Please take note: that doesn’t make it less dangerous! However, avoiding the danger may need a different take. A hero is required in order to look the danger straight into the eyes. Eventually, the real threat may reside in the equivocation of complexity as being chaotic.
Today is the day not to put white as the weapon against black, but to open blackness and look inside. There may be complexity. There may be simplicity. There may be both: one being the other. [see: “Complexity of Complexity“]
Today is the day to look at black and see that what one is looking at may be worthwhile. In many cases, only the cloak is black. Yes, even a terrorist is a human being.

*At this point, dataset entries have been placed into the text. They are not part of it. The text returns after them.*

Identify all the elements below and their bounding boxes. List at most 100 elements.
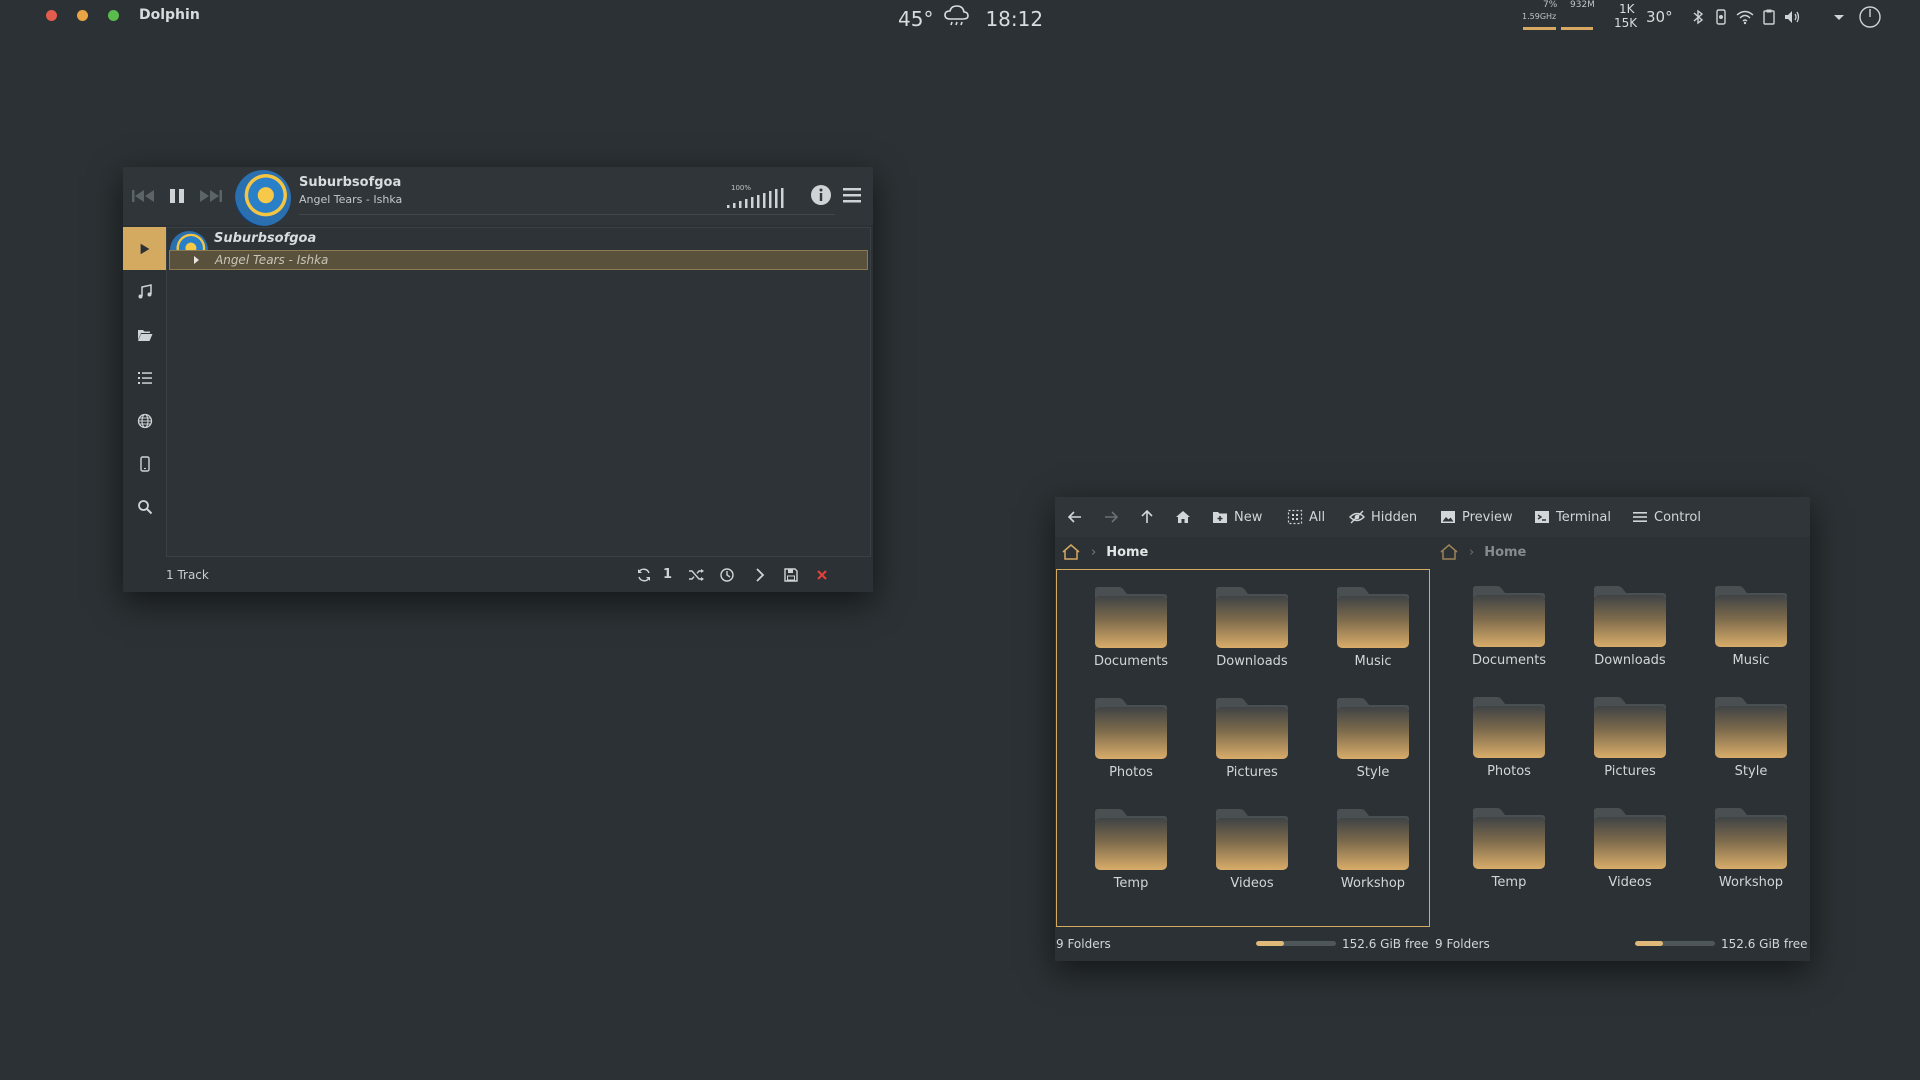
tray-expand-arrow-icon[interactable] — [1830, 8, 1848, 26]
system-tray: 7% 1.59GHz 932M 1K 15K 30° — [1500, 0, 1920, 34]
folder-item[interactable]: Photos — [1445, 686, 1565, 790]
folder-item[interactable]: Workshop — [1687, 797, 1807, 901]
folder-label: Temp — [1113, 876, 1149, 891]
active-app-name: Dolphin — [139, 7, 200, 23]
select-all-button[interactable]: All — [1287, 505, 1325, 529]
right-disk-usage-bar — [1635, 941, 1715, 946]
pause-button[interactable] — [164, 185, 190, 207]
seek-bar[interactable] — [299, 214, 835, 215]
folder-item[interactable]: Pictures — [1566, 686, 1686, 790]
select-all-label: All — [1309, 509, 1326, 525]
previous-track-button[interactable] — [130, 185, 156, 207]
volume-icon[interactable] — [1783, 8, 1801, 26]
folder-item[interactable]: Style — [1309, 687, 1429, 791]
folder-item[interactable]: Pictures — [1188, 687, 1308, 791]
up-button[interactable] — [1139, 505, 1155, 529]
folder-item[interactable]: Documents — [1067, 576, 1187, 680]
home-crumb-icon[interactable] — [1061, 542, 1081, 562]
left-breadcrumb-home[interactable]: Home — [1106, 545, 1148, 560]
cpu-graph — [1523, 27, 1556, 30]
sidebar-files[interactable] — [123, 313, 166, 356]
menu-icon[interactable] — [841, 184, 867, 206]
forward-button[interactable] — [1103, 505, 1119, 529]
folder-item[interactable]: Style — [1687, 686, 1807, 790]
sidebar-now-playing[interactable] — [123, 227, 166, 270]
folder-item[interactable]: Temp — [1445, 797, 1565, 901]
preview-button[interactable]: Preview — [1440, 505, 1513, 529]
folder-icon — [1594, 586, 1666, 647]
new-folder-icon — [1213, 512, 1227, 523]
folder-item[interactable]: Photos — [1067, 687, 1187, 791]
close-window-button[interactable] — [46, 10, 57, 21]
folder-item[interactable]: Documents — [1445, 575, 1565, 679]
left-pane[interactable]: Documents Downloads Music Photos Pictures Sty… — [1056, 569, 1430, 927]
folder-item[interactable]: Videos — [1188, 798, 1308, 902]
left-free-space: 152.6 GiB free — [1342, 937, 1429, 951]
left-statusbar: 9 Folders 152.6 GiB free — [1056, 933, 1430, 957]
new-folder-label: New — [1234, 509, 1263, 525]
memory-bar — [1561, 27, 1593, 30]
player-statusbar: 1 Track 1 — [166, 559, 871, 589]
sidebar-search[interactable] — [123, 485, 166, 528]
memory-usage: 932M — [1570, 0, 1595, 10]
home-button[interactable] — [1175, 505, 1191, 529]
sidebar-playlists[interactable] — [123, 356, 166, 399]
sidebar-devices[interactable] — [123, 442, 166, 485]
folder-item[interactable]: Music — [1687, 575, 1807, 679]
playing-indicator-icon — [194, 256, 199, 264]
left-breadcrumb: › Home — [1061, 539, 1148, 565]
new-folder-button[interactable]: New — [1212, 505, 1262, 529]
folder-item[interactable]: Downloads — [1566, 575, 1686, 679]
network-download: 15K — [1614, 16, 1638, 30]
phone-connect-icon[interactable] — [1712, 8, 1730, 26]
left-disk-usage-bar — [1256, 941, 1336, 946]
control-menu-button[interactable]: Control — [1632, 505, 1701, 529]
right-pane[interactable]: Documents Downloads Music Photos Pictures Sty… — [1435, 569, 1809, 927]
album-art[interactable] — [235, 170, 291, 226]
player-sidebar — [123, 227, 166, 592]
folder-item[interactable]: Workshop — [1309, 798, 1429, 902]
terminal-button[interactable]: Terminal — [1534, 505, 1611, 529]
playlist-item[interactable]: Suburbsofgoa Angel Tears - Ishka — [167, 228, 872, 272]
folder-item[interactable]: Videos — [1566, 797, 1686, 901]
shuffle-icon[interactable] — [688, 567, 704, 583]
info-icon[interactable] — [809, 183, 833, 207]
folder-label: Videos — [1608, 875, 1652, 890]
folder-icon — [1594, 808, 1666, 869]
folder-item[interactable]: Temp — [1067, 798, 1187, 902]
clear-playlist-icon[interactable] — [814, 567, 830, 583]
repeat-one-button[interactable]: 1 — [663, 567, 679, 583]
playlist-item-artist: Angel Tears - Ishka — [215, 253, 329, 267]
clock-weather[interactable]: 45° 18:12 — [898, 4, 1043, 33]
folder-item[interactable]: Downloads — [1188, 576, 1308, 680]
wifi-icon[interactable] — [1736, 8, 1754, 26]
home-icon — [1176, 511, 1190, 523]
volume-slider[interactable] — [725, 187, 805, 209]
maximize-window-button[interactable] — [108, 10, 119, 21]
stop-after-icon[interactable] — [719, 567, 735, 583]
clipboard-icon[interactable] — [1760, 8, 1778, 26]
arrow-up-icon — [1141, 509, 1153, 523]
globe-icon — [137, 413, 152, 428]
power-icon[interactable] — [1858, 5, 1882, 29]
clock-time: 18:12 — [985, 6, 1044, 31]
sidebar-library[interactable] — [123, 270, 166, 313]
player-toolbar: Suburbsofgoa Angel Tears - Ishka 100% — [123, 167, 873, 226]
select-all-icon — [1287, 509, 1303, 525]
repeat-icon[interactable] — [636, 567, 652, 583]
sidebar-internet[interactable] — [123, 399, 166, 442]
folder-label: Workshop — [1340, 876, 1406, 891]
playlist-item-selection[interactable]: Angel Tears - Ishka — [169, 250, 868, 270]
back-button[interactable] — [1067, 505, 1083, 529]
folder-item[interactable]: Music — [1309, 576, 1429, 680]
right-breadcrumb-home[interactable]: Home — [1484, 545, 1526, 560]
save-playlist-icon[interactable] — [783, 567, 799, 583]
minimize-window-button[interactable] — [77, 10, 88, 21]
forward-chevron-icon[interactable] — [752, 567, 768, 583]
show-hidden-button[interactable]: Hidden — [1349, 505, 1417, 529]
home-crumb-icon[interactable] — [1439, 542, 1459, 562]
play-icon — [140, 243, 149, 254]
folder-icon — [1473, 697, 1545, 758]
next-track-button[interactable] — [198, 185, 224, 207]
bluetooth-icon[interactable] — [1689, 8, 1707, 26]
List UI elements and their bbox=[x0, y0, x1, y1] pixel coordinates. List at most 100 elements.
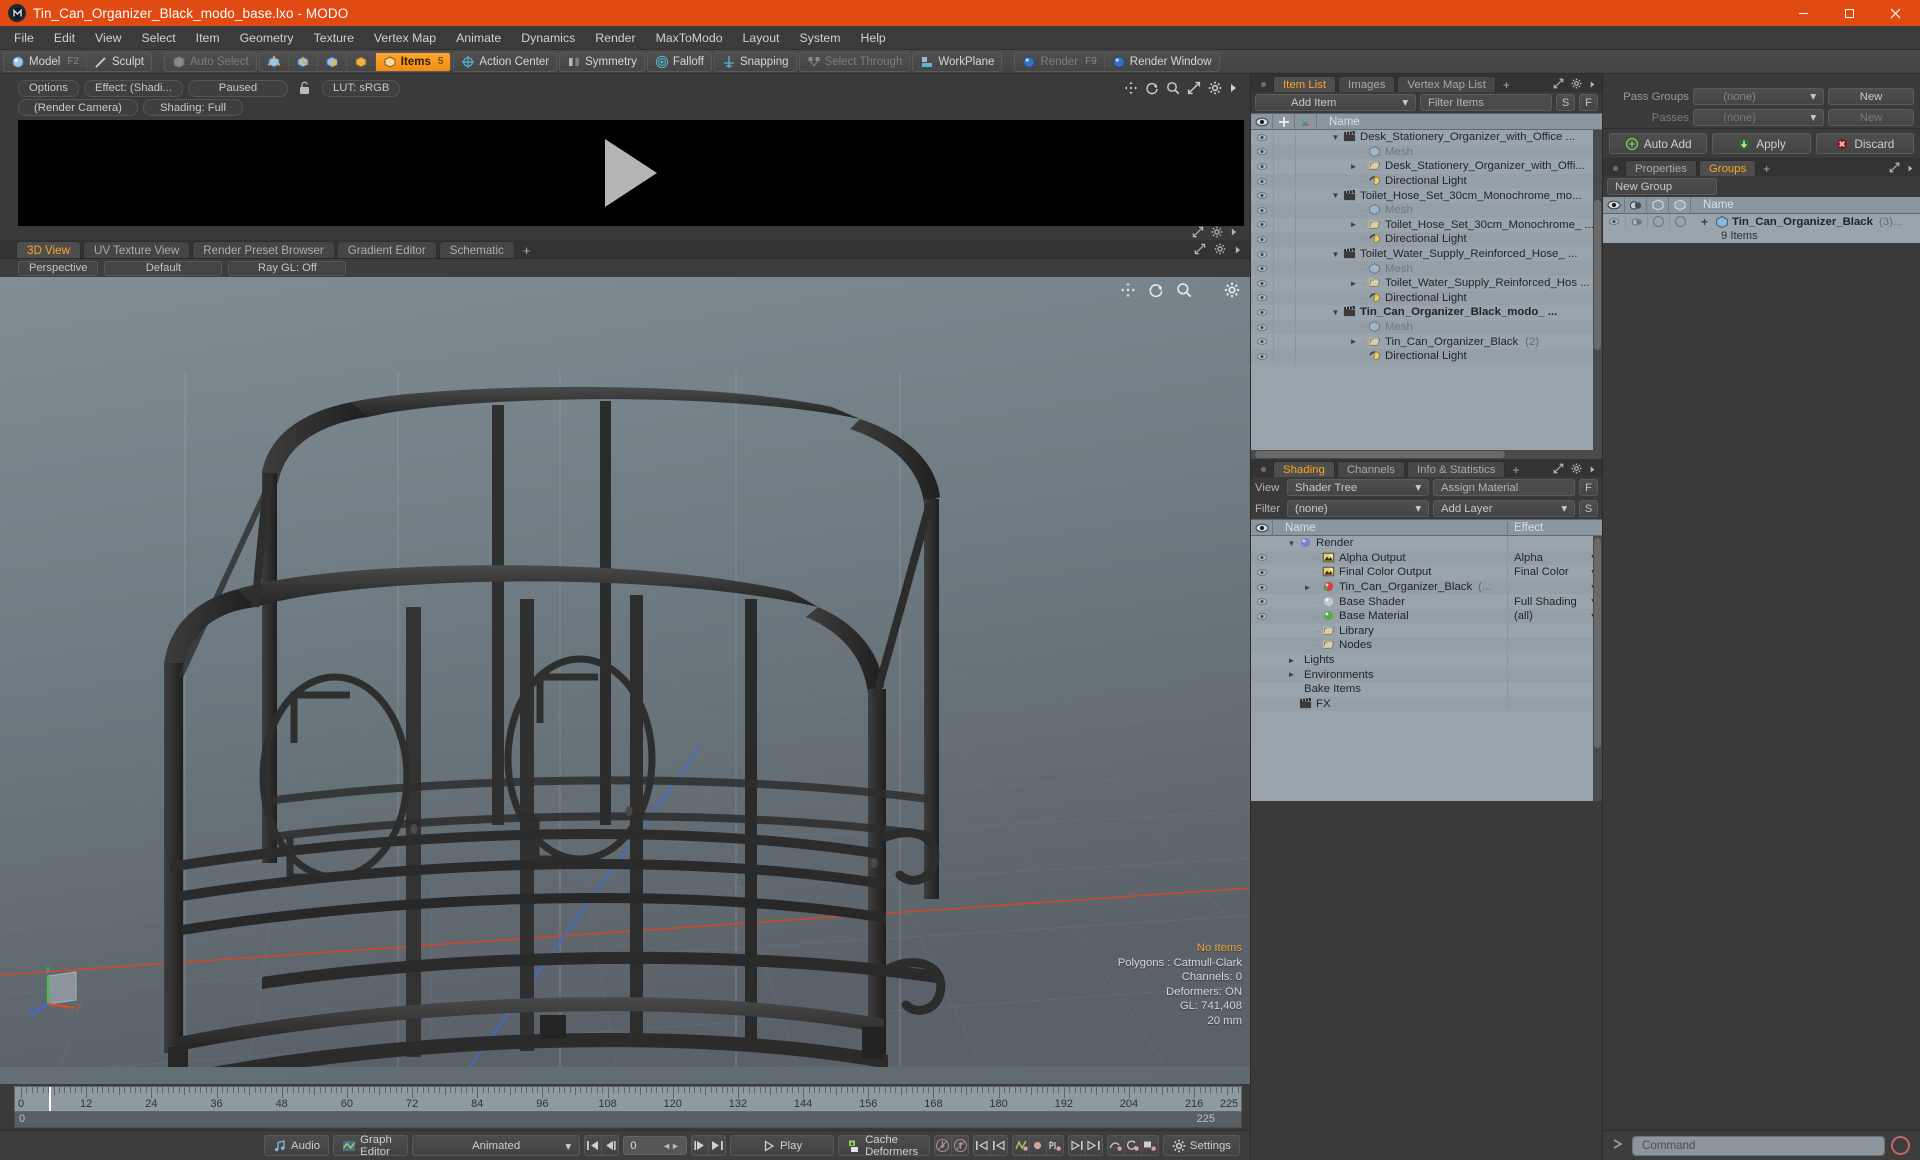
item-list-row[interactable]: ► ·· Desk_Stationery_Organizer_with_Offi..… bbox=[1251, 159, 1602, 174]
item-list-row[interactable]: ·· Directional Light bbox=[1251, 232, 1602, 247]
snapping-button[interactable]: Snapping bbox=[715, 53, 796, 71]
caret-down-icon[interactable]: ▼ bbox=[1287, 539, 1296, 548]
row-transform-cell[interactable] bbox=[1295, 202, 1317, 218]
shading-tab-add[interactable]: + bbox=[1507, 463, 1524, 477]
row-lock-cell[interactable] bbox=[1273, 334, 1295, 349]
timeline-playhead[interactable] bbox=[49, 1087, 51, 1111]
item-list-tree[interactable]: ▼ Desk_Stationery_Organizer_with_Office .… bbox=[1251, 130, 1602, 450]
menu-view[interactable]: View bbox=[85, 28, 131, 48]
paused-button[interactable]: Paused bbox=[187, 79, 288, 97]
render-button[interactable]: Render F9 bbox=[1015, 52, 1105, 71]
item-list-row[interactable]: ·· Directional Light bbox=[1251, 290, 1602, 306]
caret-down-icon[interactable]: ▼ bbox=[1331, 308, 1340, 317]
row-transform-cell[interactable] bbox=[1295, 305, 1317, 320]
row-lock-cell[interactable] bbox=[1273, 217, 1295, 233]
menu-texture[interactable]: Texture bbox=[304, 28, 364, 48]
shader-row-effect-cell[interactable] bbox=[1507, 638, 1602, 653]
item-list-row[interactable]: ·· Mesh bbox=[1251, 144, 1602, 160]
menu-select[interactable]: Select bbox=[131, 28, 185, 48]
menu-system[interactable]: System bbox=[789, 28, 850, 48]
options-button[interactable]: Options bbox=[18, 79, 79, 97]
action-center-button[interactable]: Action Center bbox=[454, 53, 556, 71]
shader-row-label-cell[interactable]: ► Environments bbox=[1273, 669, 1507, 681]
item-list-row[interactable]: ·· Mesh bbox=[1251, 261, 1602, 276]
cache-deformers-button[interactable]: Cache Deformers bbox=[838, 1134, 931, 1158]
group-row[interactable]: + Tin_Can_Organizer_Black (3)... bbox=[1603, 214, 1920, 229]
item-list-row[interactable]: ▼ Tin_Can_Organizer_Black_modo_ ... bbox=[1251, 305, 1602, 320]
render-preview-area[interactable] bbox=[18, 120, 1244, 226]
perspective-dropdown[interactable]: Perspective bbox=[18, 260, 99, 276]
row-label-cell[interactable]: ·· Mesh bbox=[1317, 145, 1602, 159]
row-transform-cell[interactable] bbox=[1295, 334, 1317, 349]
viewport-menu-arrow-icon[interactable] bbox=[1234, 244, 1242, 258]
render-window-button[interactable]: Render Window bbox=[1105, 53, 1219, 71]
key-channels-icon[interactable] bbox=[1047, 1136, 1063, 1155]
row-label-cell[interactable]: ► ·· Desk_Stationery_Organizer_with_Offi..… bbox=[1317, 159, 1602, 173]
row-transform-cell[interactable] bbox=[1295, 246, 1317, 262]
command-input[interactable]: Command bbox=[1632, 1135, 1885, 1156]
shader-row-label-cell[interactable]: ·· Base Material bbox=[1273, 609, 1507, 623]
frame-stepper-icon[interactable]: ◄► bbox=[662, 1141, 680, 1151]
auto-key-icon[interactable] bbox=[935, 1136, 952, 1155]
shader-row-effect-cell[interactable] bbox=[1507, 536, 1602, 551]
passes-new-button[interactable]: New bbox=[1828, 109, 1914, 126]
gear-icon-footer[interactable] bbox=[1211, 226, 1223, 241]
expand-icon[interactable] bbox=[1187, 81, 1201, 95]
row-label-cell[interactable]: ·· Mesh bbox=[1317, 203, 1602, 217]
gear-icon[interactable] bbox=[1208, 81, 1222, 95]
menu-edit[interactable]: Edit bbox=[44, 28, 85, 48]
row-visibility-toggle[interactable] bbox=[1251, 250, 1273, 259]
tab-render-preset-browser[interactable]: Render Preset Browser bbox=[192, 241, 335, 258]
row-transform-cell[interactable] bbox=[1295, 159, 1317, 174]
first-key-icon[interactable] bbox=[974, 1136, 991, 1155]
tab-item-list[interactable]: Item List bbox=[1273, 76, 1337, 92]
row-visibility-toggle[interactable] bbox=[1251, 337, 1273, 346]
shader-tree-dropdown[interactable]: Shader Tree ▾ bbox=[1287, 479, 1429, 496]
row-transform-cell[interactable] bbox=[1295, 232, 1317, 247]
row-visibility-toggle[interactable] bbox=[1251, 133, 1273, 142]
caret-down-icon[interactable]: ▼ bbox=[1331, 133, 1340, 142]
row-visibility-toggle[interactable] bbox=[1251, 177, 1273, 186]
menu-file[interactable]: File bbox=[4, 28, 44, 48]
shader-row-visibility-toggle[interactable] bbox=[1251, 612, 1273, 621]
shader-row-visibility-toggle[interactable] bbox=[1251, 583, 1273, 592]
item-list-row[interactable]: ·· Mesh bbox=[1251, 319, 1602, 335]
row-label-cell[interactable]: ▼ Toilet_Water_Supply_Reinforced_Hose_ ..… bbox=[1317, 247, 1602, 261]
row-label-cell[interactable]: ▼ Desk_Stationery_Organizer_with_Office .… bbox=[1317, 130, 1602, 144]
previous-frame-button[interactable] bbox=[602, 1136, 618, 1155]
shader-row-effect-cell[interactable]: (all)▾ bbox=[1507, 608, 1602, 624]
row-label-cell[interactable]: ► ·· Tin_Can_Organizer_Black (2) bbox=[1317, 335, 1602, 349]
pass-groups-dropdown[interactable]: (none) ▾ bbox=[1693, 88, 1824, 105]
shader-tree-row[interactable]: ► Lights bbox=[1251, 652, 1602, 668]
tab-gradient-editor[interactable]: Gradient Editor bbox=[336, 241, 437, 258]
row-transform-cell[interactable] bbox=[1295, 144, 1317, 160]
shading-menu-arrow-icon[interactable] bbox=[1589, 463, 1596, 477]
play-button[interactable]: Play bbox=[730, 1135, 835, 1156]
row-transform-cell[interactable] bbox=[1295, 173, 1317, 189]
close-button[interactable] bbox=[1872, 0, 1918, 26]
row-lock-cell[interactable] bbox=[1273, 173, 1295, 189]
viewport-preset-dropdown[interactable]: Default bbox=[104, 260, 223, 276]
tab-uv-texture-view[interactable]: UV Texture View bbox=[82, 241, 191, 258]
shading-filter-dropdown[interactable]: (none) ▾ bbox=[1287, 500, 1429, 517]
shader-row-effect-cell[interactable] bbox=[1507, 681, 1602, 697]
edges-mode-button[interactable] bbox=[289, 52, 318, 71]
shader-tree-row[interactable]: ►·· Tin_Can_Organizer_Black (... ▾ bbox=[1251, 579, 1602, 595]
shader-row-effect-cell[interactable]: Alpha▾ bbox=[1507, 550, 1602, 566]
caret-right-icon[interactable]: ► bbox=[1303, 583, 1312, 592]
row-transform-cell[interactable] bbox=[1295, 319, 1317, 335]
delete-key-icon[interactable] bbox=[1108, 1136, 1125, 1155]
row-visibility-toggle[interactable] bbox=[1251, 147, 1273, 156]
row-lock-cell[interactable] bbox=[1273, 290, 1295, 306]
select-through-button[interactable]: Select Through bbox=[800, 53, 910, 71]
caret-right-icon[interactable]: ► bbox=[1349, 279, 1358, 288]
item-list-row[interactable]: ► ·· Toilet_Hose_Set_30cm_Monochrome_ ... bbox=[1251, 217, 1602, 233]
shader-row-effect-cell[interactable] bbox=[1507, 696, 1602, 712]
shader-tree-row[interactable]: ·· Final Color Output Final Color▾ bbox=[1251, 565, 1602, 580]
shading-s-button[interactable]: S bbox=[1579, 500, 1598, 517]
row-transform-cell[interactable] bbox=[1295, 261, 1317, 276]
menu-layout[interactable]: Layout bbox=[733, 28, 790, 48]
groups-tab-add[interactable]: + bbox=[1758, 162, 1775, 176]
shader-row-visibility-toggle[interactable] bbox=[1251, 553, 1273, 562]
settings-button[interactable]: Settings bbox=[1162, 1135, 1241, 1156]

That does not make his terrorism less vile. Looking at it this way makes it more understandable, thus, preventable.
Not looking further than black may blacken everything.
Opening chaos may reveal the most meaningful patterns.
Discerning this is definitely a leader’s responsibility, as is communicating about it and making sure it lives in society, big or small.
It may prevent the next war.
It may be the start of many interesting sociocultural developments.
It may prevent the use of ever more petty rules to contain chaos that isn’t even there in reality, but only in the perception of those who cannot appreciate complexity, therefore, humanity. Since this doesn’t work, the result may be ever more rules.
An Open Leader’s job is never finished.